Uzbekistan is not currently a confirmed stray dog crisis zone on the scale of Türkiye. There is no verified evidence of a nationwide emergency removal policy, mass municipal shelter expansion, or official collection targets affecting the entire country.
But during 2025 and 2026, enough warning signs have begun emerging for the situation to attract increasing concern from animal welfare advocates and rescuers.
Recent reports have highlighted growing pressure on local dog management systems, particularly around collection activity and the lack of long-term infrastructure capable of absorbing captured animals safely. A February 2026 report discussing conditions in Yangiyul district described overcrowding concerns, shortages of proper facilities, and increasing strain on volunteers and rescuers already trying to manage the existing population. The same reporting suggested that new holding facilities were only now beginning to be planned following government reforms introduced at the end of 2025.
Alongside this, activists and rescue groups have continued raising concerns throughout 2025 and 2026 about the treatment of stray dogs after capture. Social media footage and local allegations have repeatedly described aggressive collection methods, overcrowded holding conditions, dogs disappearing after municipal operations, and poor transparency around what happens once animals are removed from public spaces. Some claims also include allegations of shootings and dead animals being discarded following capture operations.
Some of these reports come from activists rather than independently verified investigations, which means caution is necessary. Not every allegation can be confirmed. But the volume and consistency of the concerns are becoming increasingly difficult to ignore entirely.
At the same time, Uzbekistan is also showing signs of growing public awareness around animal welfare itself. In April 2026, regional reporting confirmed that lawmakers were preparing new animal protection legislation following public pressure and demands for stronger cruelty laws. That creates a complicated picture.
On one side, there are visible efforts to strengthen legal protections for animals. On the other, there are continuing reports of weak infrastructure, inconsistent enforcement, and growing concern about what happens to dogs once municipal collection systems become involved.
Many stray dog crises do not begin with openly declared policies of mass killing or removal. More often, they begin with mounting public pressure for authorities to solve the problem quickly, while humane infrastructure struggles to keep pace behind the scenes.
As collection systems expand, the central issue becomes transparency. Dogs disappear from public spaces, but questions remain about where they are being housed, how long facilities can cope, what oversight exists, and what happens when systems exceed capacity.
Uzbekistan has not yet reached the level of escalation now visible in countries like Türkiye.
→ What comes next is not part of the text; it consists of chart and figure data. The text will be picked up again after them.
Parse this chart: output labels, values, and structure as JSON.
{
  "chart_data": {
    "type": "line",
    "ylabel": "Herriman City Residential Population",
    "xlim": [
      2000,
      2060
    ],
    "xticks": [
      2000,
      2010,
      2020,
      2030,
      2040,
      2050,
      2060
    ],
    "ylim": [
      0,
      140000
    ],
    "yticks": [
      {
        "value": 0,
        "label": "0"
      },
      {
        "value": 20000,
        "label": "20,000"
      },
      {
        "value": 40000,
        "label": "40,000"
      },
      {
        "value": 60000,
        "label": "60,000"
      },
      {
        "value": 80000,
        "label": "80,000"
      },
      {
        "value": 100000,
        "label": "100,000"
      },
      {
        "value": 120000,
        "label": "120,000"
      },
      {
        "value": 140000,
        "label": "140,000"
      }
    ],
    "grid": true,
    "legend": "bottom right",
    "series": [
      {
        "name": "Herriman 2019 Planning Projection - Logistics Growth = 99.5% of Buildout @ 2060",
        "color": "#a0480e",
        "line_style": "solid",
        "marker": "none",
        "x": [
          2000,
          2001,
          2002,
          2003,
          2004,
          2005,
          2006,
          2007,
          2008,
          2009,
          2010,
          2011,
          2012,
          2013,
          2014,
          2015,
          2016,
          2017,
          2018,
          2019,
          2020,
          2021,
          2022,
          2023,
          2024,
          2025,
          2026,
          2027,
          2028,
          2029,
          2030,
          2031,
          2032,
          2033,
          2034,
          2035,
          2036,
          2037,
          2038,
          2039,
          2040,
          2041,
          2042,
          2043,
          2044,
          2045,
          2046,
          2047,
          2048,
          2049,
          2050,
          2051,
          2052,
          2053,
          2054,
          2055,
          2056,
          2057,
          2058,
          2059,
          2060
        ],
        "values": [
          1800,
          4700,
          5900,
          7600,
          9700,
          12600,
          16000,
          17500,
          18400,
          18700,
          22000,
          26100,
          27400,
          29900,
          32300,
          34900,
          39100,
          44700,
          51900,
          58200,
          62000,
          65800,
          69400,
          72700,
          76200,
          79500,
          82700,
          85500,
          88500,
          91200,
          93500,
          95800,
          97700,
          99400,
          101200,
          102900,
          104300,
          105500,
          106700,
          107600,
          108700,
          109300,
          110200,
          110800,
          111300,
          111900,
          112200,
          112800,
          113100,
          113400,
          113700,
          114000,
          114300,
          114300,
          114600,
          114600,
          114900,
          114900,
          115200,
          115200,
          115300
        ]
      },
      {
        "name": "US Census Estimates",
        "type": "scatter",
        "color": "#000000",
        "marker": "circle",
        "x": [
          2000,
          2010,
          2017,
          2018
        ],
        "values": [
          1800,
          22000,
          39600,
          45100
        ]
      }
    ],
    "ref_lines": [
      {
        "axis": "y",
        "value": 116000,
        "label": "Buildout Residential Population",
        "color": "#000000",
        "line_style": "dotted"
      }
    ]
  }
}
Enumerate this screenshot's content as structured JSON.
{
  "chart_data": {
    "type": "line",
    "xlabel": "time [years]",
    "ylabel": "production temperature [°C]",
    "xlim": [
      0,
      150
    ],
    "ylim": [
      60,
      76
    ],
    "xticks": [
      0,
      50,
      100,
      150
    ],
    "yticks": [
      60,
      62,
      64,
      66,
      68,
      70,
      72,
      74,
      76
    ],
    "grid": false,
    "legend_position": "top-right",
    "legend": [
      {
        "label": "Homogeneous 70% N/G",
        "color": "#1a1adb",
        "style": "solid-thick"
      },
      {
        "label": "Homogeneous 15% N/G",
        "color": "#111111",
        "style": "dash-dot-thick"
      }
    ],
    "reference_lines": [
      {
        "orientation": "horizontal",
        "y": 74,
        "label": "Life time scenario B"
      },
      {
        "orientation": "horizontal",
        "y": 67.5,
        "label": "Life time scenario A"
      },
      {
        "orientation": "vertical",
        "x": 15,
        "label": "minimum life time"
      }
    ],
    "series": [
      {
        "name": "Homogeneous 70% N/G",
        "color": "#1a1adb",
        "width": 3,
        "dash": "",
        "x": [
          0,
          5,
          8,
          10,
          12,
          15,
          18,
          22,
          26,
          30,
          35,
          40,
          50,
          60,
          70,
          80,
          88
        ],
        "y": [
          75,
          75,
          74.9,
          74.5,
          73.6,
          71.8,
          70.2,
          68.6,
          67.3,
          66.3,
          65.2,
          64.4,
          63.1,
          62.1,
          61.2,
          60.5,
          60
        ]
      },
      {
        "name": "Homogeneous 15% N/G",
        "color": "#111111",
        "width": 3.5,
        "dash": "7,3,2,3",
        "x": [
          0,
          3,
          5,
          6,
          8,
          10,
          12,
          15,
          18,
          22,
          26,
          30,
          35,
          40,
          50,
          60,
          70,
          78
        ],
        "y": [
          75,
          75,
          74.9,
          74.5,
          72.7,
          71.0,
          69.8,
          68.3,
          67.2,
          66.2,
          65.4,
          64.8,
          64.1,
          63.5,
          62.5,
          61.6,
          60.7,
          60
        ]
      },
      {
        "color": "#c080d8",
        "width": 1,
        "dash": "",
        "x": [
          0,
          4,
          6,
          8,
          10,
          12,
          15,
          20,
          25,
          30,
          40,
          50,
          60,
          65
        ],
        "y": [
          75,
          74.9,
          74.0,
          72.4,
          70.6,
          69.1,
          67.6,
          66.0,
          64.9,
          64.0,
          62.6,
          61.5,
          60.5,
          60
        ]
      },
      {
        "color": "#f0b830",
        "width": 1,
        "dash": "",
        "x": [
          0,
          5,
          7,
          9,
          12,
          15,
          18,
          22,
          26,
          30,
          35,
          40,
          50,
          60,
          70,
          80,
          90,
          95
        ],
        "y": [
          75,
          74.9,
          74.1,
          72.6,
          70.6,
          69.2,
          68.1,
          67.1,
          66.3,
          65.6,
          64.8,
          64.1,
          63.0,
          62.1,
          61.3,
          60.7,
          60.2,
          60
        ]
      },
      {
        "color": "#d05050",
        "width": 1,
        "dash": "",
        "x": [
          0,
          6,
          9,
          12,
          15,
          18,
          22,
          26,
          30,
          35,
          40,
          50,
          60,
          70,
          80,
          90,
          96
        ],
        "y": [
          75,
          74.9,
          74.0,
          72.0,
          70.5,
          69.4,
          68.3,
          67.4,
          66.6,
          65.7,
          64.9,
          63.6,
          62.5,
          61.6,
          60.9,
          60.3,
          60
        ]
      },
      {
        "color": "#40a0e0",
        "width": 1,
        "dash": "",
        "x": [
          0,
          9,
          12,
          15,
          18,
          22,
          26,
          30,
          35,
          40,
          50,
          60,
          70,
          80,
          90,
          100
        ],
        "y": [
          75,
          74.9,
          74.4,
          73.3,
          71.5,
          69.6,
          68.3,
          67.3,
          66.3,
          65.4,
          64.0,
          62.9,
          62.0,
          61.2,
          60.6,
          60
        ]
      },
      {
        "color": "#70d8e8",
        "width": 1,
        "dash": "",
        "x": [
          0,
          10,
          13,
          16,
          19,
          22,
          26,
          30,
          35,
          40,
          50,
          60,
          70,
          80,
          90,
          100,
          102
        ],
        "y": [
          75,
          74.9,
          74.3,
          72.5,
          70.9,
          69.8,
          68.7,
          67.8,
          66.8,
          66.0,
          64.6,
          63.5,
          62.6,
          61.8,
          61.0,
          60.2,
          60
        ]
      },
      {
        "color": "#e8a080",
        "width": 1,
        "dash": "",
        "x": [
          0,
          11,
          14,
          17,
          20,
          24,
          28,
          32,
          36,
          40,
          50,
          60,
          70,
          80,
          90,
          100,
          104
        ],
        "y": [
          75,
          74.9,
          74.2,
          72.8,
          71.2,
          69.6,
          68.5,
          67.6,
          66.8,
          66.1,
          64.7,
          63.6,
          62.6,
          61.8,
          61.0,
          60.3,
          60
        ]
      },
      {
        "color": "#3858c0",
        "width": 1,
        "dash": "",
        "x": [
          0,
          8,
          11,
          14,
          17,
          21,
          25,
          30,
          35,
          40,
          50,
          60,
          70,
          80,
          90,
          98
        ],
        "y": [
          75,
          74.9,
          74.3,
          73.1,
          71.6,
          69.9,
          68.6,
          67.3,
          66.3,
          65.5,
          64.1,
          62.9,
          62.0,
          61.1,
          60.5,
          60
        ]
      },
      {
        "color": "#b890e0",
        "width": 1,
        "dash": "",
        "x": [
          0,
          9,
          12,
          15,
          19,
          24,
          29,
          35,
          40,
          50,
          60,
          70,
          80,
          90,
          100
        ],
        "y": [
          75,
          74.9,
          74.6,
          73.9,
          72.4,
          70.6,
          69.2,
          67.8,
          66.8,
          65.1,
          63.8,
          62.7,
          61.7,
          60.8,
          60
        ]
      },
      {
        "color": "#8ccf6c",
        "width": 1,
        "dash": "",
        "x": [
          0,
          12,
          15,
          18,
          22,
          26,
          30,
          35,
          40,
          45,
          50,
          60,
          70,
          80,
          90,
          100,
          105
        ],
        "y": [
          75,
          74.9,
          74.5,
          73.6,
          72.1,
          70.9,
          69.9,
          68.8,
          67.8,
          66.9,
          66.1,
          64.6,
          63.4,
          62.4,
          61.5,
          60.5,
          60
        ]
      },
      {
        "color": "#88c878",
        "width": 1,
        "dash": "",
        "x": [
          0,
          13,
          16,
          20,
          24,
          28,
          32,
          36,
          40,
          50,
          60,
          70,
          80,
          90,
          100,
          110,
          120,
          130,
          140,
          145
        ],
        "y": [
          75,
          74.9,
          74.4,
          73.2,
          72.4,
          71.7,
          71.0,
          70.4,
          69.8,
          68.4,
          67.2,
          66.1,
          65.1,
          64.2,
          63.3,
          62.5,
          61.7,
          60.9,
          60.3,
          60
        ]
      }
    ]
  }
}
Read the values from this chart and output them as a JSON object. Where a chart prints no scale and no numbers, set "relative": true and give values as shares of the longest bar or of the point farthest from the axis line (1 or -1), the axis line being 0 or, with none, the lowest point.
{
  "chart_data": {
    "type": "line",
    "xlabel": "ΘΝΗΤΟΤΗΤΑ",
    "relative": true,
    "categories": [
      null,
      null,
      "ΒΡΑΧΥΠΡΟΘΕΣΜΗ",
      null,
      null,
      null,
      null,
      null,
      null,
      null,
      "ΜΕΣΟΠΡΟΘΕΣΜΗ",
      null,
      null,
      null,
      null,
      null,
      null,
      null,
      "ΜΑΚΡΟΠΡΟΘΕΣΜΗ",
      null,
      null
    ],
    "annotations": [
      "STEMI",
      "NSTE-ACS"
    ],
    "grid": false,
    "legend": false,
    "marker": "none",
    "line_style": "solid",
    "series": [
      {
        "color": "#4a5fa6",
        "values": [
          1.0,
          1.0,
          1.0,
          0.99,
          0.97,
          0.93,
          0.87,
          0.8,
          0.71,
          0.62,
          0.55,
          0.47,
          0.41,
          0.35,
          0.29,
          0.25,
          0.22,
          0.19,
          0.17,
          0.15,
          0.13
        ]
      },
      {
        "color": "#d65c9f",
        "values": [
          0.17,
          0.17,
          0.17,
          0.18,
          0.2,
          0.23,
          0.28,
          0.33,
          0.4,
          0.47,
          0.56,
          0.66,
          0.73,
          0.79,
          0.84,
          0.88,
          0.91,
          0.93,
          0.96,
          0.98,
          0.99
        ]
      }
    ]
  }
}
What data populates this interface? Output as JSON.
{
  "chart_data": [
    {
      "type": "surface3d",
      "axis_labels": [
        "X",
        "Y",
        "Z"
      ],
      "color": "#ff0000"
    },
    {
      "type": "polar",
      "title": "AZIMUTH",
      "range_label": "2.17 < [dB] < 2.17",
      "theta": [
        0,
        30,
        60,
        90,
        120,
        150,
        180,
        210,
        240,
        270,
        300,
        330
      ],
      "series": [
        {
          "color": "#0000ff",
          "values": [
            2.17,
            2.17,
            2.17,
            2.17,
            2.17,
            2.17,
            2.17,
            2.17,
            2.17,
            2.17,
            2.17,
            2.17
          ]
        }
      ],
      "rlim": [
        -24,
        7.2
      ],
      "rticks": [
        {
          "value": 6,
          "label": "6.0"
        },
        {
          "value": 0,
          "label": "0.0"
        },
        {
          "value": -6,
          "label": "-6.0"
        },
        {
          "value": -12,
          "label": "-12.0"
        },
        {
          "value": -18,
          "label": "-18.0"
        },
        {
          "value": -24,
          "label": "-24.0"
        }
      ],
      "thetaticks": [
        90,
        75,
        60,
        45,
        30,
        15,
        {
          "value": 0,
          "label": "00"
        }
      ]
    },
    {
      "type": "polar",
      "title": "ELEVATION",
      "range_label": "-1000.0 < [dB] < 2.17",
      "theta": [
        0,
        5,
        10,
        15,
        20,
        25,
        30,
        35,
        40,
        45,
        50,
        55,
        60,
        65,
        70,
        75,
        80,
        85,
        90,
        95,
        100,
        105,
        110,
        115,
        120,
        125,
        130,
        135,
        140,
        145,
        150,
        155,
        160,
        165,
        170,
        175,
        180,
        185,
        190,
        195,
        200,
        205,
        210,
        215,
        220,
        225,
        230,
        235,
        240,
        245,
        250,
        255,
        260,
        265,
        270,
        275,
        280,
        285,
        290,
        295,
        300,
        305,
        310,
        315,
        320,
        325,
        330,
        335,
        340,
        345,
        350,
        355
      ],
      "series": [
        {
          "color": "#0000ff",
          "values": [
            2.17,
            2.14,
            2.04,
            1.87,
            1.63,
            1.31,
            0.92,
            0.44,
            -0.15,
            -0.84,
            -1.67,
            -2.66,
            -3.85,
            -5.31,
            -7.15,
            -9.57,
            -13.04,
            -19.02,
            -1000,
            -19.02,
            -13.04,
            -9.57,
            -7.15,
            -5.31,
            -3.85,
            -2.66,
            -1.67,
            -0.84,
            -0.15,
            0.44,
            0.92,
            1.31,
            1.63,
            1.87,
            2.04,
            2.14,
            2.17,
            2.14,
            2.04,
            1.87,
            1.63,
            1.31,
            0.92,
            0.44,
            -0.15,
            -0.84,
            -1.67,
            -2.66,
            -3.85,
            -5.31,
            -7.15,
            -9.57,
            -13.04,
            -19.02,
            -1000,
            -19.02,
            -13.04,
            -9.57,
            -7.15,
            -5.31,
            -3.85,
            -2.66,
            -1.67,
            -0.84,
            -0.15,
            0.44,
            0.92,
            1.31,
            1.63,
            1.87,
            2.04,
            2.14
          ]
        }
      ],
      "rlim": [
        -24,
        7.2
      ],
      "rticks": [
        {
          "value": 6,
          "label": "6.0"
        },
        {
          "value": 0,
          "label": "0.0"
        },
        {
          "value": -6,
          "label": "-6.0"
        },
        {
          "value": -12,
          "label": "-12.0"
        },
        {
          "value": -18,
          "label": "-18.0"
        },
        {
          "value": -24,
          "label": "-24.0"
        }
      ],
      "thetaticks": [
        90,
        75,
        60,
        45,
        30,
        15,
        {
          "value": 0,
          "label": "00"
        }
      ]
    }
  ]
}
But several of the same early warning indicators are beginning to emerge at the same time, growing collection activity, infrastructure gaps, pressure on rescuers and volunteers, and increasing concern over what happens after dogs are removed from public view. That is why Uzbekistan has moved onto the watch list. Not because a full crisis has already been confirmed, but because the conditions that often appear before wider welfare deterioration are becoming harder to ignore.